We got it. Finally, we are in Cape Town. We are about to have dinner and drink a bottle of Constantia wine. From Lion´s Head Mountain, I see far away two oceans and the lights of the city. I feel good but I heard the wind whispering “It is time to go home”. And I know the wind says the truth. It is time to be at home with my people. It is time to speak Spanish again. Someone has asked me why I write these mails in so terrible English, especially when a lot of my friends are Spanish. The reason is simple: I was living this adventure in English and in English I was trying to get by with people. My English is terrible, but is Ok to understand jokes. I felt that I have to tell my trip in the same language I was riding it.

But arrive here was not easy. How we say in Spain: “till the end of the tail, everything is bull” (hasta el toro, todo es rabo). When I was so self confident and thinking the adventure is over, I got sick. Maybe too much relax, maybe something I ate, maybe the hard rain and the cold wind, or maybe all together at the same time, but the fact is that I felt like dying on the bike. Riding was a torture. During the last three days, I have spent more time seated on the toilet and sweating in bed than never before. You can trust me, is not good at all being sick alone in a hotel room 20.000 km away from home and asking you in the dark if it could be malaria, food poisoning, a simple cold or the fucking ebola virus.
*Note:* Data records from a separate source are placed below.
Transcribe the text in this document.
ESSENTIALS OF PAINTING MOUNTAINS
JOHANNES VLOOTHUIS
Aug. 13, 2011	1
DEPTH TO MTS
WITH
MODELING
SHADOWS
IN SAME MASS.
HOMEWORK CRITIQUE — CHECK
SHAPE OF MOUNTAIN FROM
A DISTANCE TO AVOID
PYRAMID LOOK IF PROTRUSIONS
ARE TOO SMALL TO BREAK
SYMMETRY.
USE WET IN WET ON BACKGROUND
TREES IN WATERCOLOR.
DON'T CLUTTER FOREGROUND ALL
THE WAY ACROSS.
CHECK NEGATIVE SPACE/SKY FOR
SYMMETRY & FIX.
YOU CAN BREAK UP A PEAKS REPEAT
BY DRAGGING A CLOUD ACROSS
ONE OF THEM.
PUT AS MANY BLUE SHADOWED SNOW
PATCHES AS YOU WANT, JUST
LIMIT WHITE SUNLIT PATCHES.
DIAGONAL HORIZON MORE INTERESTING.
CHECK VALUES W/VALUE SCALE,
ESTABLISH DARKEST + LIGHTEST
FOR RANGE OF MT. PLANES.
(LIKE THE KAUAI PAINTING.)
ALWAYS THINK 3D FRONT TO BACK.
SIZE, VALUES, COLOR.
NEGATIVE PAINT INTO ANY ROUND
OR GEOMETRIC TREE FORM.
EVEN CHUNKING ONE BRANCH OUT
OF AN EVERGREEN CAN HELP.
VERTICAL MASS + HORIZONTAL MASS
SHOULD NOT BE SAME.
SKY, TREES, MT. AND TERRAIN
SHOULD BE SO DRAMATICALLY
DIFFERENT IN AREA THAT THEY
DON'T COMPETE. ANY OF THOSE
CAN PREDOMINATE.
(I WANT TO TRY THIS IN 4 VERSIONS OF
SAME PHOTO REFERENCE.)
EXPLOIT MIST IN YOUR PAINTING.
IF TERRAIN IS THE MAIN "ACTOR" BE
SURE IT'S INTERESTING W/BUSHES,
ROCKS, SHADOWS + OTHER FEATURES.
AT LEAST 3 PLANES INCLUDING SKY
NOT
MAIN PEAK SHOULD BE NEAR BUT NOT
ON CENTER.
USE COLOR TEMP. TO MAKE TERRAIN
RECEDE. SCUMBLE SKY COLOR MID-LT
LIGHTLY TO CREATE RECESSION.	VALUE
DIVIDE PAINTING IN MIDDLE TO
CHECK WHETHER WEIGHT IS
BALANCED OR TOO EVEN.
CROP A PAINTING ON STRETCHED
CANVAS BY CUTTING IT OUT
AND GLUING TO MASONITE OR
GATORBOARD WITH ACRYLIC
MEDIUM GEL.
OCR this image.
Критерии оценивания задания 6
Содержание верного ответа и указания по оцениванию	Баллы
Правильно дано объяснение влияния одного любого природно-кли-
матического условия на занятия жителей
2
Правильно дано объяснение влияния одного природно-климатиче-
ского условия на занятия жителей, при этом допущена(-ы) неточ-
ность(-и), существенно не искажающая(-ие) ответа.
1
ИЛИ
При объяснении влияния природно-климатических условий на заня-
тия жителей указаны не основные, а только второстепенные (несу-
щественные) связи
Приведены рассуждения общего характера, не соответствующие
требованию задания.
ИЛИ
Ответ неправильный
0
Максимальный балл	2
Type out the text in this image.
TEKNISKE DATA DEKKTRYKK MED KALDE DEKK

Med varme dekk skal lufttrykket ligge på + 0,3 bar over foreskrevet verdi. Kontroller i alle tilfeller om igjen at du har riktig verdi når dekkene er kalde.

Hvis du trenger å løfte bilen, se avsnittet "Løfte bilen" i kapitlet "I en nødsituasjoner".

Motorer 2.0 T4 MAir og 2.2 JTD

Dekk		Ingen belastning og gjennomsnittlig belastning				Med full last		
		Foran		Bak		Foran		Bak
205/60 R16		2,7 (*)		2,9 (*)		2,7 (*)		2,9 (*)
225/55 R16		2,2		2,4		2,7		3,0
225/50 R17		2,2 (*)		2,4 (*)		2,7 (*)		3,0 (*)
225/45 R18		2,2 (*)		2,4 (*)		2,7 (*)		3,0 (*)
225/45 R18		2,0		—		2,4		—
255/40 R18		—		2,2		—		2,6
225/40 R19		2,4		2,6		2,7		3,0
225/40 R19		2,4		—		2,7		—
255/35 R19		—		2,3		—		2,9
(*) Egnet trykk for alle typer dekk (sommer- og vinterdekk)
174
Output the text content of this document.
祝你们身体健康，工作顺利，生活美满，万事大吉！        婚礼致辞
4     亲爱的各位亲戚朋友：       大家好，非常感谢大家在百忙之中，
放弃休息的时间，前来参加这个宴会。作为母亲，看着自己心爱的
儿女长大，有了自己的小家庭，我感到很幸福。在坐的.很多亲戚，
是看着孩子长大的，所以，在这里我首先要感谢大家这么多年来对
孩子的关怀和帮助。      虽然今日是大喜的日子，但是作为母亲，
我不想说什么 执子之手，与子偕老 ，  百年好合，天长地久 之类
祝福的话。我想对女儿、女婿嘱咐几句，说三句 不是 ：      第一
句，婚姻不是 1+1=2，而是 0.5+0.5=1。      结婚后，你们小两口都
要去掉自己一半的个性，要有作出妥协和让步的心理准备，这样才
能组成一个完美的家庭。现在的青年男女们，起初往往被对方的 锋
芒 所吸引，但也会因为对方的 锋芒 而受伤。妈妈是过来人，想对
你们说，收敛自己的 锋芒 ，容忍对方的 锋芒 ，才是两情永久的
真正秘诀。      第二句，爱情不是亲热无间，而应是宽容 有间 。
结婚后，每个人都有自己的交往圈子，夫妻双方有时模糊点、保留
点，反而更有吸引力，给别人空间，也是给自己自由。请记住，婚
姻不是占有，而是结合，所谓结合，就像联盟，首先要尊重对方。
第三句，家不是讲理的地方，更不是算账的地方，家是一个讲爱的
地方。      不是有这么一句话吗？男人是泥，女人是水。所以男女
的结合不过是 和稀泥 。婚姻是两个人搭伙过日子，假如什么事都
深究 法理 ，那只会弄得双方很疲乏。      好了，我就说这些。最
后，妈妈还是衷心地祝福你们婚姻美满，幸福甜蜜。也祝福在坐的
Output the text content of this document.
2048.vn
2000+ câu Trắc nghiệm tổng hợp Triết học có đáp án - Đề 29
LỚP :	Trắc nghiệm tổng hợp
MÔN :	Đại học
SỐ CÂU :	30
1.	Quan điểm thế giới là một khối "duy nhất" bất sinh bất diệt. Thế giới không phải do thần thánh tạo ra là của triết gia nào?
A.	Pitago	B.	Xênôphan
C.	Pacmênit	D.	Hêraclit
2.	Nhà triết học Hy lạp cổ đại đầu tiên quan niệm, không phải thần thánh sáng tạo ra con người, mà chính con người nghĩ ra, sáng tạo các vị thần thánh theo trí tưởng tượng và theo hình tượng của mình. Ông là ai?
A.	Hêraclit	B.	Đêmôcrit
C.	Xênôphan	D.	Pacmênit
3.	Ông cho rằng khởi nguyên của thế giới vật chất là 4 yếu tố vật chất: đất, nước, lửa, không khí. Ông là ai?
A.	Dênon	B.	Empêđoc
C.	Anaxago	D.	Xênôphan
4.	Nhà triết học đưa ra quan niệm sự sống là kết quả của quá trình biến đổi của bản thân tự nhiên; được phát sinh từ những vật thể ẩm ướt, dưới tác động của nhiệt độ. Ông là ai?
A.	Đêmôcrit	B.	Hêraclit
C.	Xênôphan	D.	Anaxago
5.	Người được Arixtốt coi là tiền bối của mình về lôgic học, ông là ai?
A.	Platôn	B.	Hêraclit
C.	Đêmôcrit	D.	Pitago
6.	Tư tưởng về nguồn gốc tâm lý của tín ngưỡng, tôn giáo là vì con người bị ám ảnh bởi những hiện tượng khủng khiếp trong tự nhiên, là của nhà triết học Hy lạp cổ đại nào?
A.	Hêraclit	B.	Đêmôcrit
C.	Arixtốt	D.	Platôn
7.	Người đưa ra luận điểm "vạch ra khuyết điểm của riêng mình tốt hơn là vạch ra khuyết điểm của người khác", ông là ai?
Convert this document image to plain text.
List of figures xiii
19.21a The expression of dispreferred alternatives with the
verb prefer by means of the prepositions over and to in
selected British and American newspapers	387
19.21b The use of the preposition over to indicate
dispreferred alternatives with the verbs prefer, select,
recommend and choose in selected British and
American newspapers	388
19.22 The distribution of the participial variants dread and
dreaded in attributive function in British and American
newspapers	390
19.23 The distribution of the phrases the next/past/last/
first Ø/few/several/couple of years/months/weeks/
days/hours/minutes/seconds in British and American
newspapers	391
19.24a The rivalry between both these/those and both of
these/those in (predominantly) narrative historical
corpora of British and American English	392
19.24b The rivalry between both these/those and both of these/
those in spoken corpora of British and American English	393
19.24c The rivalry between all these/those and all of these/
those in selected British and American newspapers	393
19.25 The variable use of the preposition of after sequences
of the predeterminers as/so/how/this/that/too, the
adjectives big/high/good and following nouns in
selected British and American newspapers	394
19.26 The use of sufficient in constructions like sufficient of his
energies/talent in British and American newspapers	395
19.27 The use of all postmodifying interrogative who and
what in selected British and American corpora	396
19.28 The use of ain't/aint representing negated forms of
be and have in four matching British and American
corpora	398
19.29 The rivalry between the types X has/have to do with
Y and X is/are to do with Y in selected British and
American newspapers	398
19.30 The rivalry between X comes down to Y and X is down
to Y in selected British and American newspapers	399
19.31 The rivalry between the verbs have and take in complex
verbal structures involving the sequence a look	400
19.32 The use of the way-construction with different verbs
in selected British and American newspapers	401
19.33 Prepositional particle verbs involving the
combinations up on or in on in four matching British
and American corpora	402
The first night in South Africa was a nightmare. In a place I don´t want to remember the name, when I was about to fell down of fever under a heavy rain, I stopped in a dirty petrol station. When I was about to ask for the nearest hotel, a guy asked me where I came from. “From Spain”, I murmured. “Oh, I am Portuguese, we are brothers, you are going to pay nothing. I´ ve been here for 30 years. All of this is mine, No te problema”. I looked at the fat guy and his 9 fingers, I looked around the stinky shop he runs, I looked at the crappy rooms he was kindly offering me, I looked at the suspicious workers who were staring at me with big and ugly smiles, and then I looked at the clouds pouring cats and dogs and I heard the bad wind beating the road. God sometimes uses hard jokes. That night my landlord kindly explained everything about the illegal market of diamonds he runs (no te problema), I had whisky with two other Portugese brothers, and from my bed I heard till the 4 am the loud noise of the crowded pub he also runs. And, of course, in the “no te problema” place someone picked few things from my bike.